This is something I have been wondering for a while. Is there a place for nondeterministic functions in a purely functional language?
I'm talking about nondeterminism as in nondeterministic algorithms, not NTMs or nondeterministic programming. A function that may return different outputs for the same input.
Traditionally, one would achieve nondeterminism with a pseudorandom function, using a seed for an RNG. The seed needs to be incremented for every call to the function ergo you have a side-effect.
But let's pretend our CPU has a quantum random number generator: it can quantum entangle and collapse 2 qbits to generate a true random number. To the best of my knowledge, this would be truly side effect free. Alternatively, we simply don't give a shit about the underlying implementation of the random function and pretend It Just Works™.
The use of nondeterministic functions obviously breaks referential transparency. Should we care?
It does make memoization impossible for some functions, but if nondeterminism can be statically identified, this would not affect any functions that can theoretically be memoized anyway.
It shouldn't matter for lazy evaluation. Random 'choice' is random, regardless of order, a true random function wouldn't care when it is called.

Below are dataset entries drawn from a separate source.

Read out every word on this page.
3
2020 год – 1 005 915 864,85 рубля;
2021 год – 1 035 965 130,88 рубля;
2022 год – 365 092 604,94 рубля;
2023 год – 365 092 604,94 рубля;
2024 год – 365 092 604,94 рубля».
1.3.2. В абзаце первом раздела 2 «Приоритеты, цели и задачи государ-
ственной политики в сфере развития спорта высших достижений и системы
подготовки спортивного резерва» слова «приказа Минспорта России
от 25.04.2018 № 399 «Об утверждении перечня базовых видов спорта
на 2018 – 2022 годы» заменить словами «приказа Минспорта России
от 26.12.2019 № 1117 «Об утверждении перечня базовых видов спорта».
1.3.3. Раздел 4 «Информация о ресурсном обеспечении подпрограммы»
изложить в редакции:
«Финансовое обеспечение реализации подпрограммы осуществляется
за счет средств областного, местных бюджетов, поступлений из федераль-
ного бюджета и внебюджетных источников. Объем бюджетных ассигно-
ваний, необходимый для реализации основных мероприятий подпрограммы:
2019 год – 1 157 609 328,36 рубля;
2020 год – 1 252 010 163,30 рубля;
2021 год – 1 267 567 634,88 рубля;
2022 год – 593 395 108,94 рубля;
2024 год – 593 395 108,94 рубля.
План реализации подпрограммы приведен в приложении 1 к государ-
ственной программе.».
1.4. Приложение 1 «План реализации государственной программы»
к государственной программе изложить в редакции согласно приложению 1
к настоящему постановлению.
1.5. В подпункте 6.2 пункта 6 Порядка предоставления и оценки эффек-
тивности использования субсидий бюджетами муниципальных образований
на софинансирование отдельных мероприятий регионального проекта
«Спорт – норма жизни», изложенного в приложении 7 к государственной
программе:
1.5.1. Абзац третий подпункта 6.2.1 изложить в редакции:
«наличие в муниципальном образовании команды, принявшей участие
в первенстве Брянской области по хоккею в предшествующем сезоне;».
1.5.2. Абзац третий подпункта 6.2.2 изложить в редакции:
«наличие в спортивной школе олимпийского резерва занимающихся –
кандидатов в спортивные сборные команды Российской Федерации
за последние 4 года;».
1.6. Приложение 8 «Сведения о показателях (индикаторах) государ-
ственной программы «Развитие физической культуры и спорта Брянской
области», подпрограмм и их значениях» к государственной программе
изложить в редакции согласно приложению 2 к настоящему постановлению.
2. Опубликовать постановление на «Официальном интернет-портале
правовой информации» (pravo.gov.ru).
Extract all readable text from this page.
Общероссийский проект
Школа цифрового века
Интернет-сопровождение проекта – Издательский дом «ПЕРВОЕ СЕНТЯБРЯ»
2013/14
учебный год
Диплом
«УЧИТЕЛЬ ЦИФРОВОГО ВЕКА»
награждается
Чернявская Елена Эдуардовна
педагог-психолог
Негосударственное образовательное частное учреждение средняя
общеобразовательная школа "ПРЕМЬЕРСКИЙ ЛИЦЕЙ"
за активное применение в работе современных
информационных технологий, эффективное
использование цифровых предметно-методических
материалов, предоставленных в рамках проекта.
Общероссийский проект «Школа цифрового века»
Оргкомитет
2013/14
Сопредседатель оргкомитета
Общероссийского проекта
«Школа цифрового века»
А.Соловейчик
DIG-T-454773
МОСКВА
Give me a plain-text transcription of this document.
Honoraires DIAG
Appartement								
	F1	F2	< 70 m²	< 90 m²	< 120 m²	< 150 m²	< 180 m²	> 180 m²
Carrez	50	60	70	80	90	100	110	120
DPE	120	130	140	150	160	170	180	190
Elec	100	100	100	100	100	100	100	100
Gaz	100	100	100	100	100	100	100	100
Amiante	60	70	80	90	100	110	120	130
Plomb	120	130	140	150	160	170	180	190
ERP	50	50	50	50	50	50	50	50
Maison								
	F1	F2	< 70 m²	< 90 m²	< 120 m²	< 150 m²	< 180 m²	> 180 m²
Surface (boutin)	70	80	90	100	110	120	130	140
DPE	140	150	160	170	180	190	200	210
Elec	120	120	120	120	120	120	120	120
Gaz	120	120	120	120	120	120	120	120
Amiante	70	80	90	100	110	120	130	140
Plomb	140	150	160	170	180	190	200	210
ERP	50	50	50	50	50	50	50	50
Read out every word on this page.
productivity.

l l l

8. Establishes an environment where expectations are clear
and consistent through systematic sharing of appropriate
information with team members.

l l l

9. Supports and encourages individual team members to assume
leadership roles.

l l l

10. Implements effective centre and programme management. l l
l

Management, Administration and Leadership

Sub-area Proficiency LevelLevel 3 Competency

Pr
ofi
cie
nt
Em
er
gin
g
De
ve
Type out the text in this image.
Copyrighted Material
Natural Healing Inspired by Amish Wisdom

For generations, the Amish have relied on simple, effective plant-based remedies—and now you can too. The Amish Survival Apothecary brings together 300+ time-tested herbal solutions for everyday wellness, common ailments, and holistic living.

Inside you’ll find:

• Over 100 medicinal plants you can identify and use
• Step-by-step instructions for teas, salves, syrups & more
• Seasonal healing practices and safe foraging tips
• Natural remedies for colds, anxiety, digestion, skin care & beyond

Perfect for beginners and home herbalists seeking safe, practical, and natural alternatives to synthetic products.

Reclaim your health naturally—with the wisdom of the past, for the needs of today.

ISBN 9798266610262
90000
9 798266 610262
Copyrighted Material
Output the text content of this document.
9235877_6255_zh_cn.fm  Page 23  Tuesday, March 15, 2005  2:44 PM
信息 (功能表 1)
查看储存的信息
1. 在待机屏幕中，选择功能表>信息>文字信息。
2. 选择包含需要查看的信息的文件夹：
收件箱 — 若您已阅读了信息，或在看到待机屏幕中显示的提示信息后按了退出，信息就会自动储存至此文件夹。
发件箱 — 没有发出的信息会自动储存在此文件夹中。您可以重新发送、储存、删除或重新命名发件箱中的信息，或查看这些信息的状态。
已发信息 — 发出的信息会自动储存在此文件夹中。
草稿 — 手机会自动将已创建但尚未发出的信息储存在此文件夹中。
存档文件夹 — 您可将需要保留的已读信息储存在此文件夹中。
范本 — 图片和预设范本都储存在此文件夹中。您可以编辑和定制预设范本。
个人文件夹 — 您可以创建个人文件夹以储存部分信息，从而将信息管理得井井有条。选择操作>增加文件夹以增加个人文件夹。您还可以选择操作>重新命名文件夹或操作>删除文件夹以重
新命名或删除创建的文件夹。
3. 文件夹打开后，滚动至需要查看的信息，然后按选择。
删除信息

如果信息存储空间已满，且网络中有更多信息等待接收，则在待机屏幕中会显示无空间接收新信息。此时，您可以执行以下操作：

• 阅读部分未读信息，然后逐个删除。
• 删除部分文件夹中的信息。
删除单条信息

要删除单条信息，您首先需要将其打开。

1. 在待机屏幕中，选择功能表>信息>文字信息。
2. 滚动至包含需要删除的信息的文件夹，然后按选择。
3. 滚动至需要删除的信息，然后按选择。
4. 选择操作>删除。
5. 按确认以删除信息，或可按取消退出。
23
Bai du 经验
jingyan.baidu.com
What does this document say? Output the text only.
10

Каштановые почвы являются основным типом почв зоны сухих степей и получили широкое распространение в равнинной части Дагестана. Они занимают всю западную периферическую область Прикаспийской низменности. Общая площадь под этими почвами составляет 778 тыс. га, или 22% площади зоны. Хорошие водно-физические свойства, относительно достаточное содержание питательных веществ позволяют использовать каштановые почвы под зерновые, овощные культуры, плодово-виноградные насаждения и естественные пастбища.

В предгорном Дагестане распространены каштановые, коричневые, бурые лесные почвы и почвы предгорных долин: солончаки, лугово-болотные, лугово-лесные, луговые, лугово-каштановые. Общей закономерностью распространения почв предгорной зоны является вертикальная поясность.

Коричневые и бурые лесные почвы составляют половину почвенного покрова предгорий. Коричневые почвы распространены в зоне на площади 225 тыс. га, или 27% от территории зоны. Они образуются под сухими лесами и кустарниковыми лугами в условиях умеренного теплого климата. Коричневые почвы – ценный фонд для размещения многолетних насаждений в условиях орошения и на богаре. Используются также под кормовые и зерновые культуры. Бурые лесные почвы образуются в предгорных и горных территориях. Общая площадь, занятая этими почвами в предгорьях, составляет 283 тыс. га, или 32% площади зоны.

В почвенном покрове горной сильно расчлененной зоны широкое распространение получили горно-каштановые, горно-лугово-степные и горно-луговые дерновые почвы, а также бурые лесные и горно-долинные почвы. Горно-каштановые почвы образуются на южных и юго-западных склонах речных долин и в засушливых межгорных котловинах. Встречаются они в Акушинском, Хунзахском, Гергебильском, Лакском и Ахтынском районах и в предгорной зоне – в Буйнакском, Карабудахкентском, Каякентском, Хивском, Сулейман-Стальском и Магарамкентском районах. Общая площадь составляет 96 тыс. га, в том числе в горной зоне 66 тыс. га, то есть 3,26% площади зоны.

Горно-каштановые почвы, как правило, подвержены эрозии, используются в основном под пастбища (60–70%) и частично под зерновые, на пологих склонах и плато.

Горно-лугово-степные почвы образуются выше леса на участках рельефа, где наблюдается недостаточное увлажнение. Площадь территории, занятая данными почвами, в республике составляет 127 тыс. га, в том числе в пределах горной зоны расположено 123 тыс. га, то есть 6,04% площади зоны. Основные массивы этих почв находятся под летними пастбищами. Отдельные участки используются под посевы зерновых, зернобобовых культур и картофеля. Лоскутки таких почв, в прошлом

It shouldn't affect the Curry-Howard correspondence, as it doesn't change the type system.
It shouldn't really affect the isomorphism with category theory, as while we may no longer have equality of values for many cases, we still have equivalence. Two random numbers are equivalent in that they are both random numbers.
However, I cannot help but feel I am missing something important here. I haven't been able to find any academic literature about the subject, but then again I suck at finding academic literature.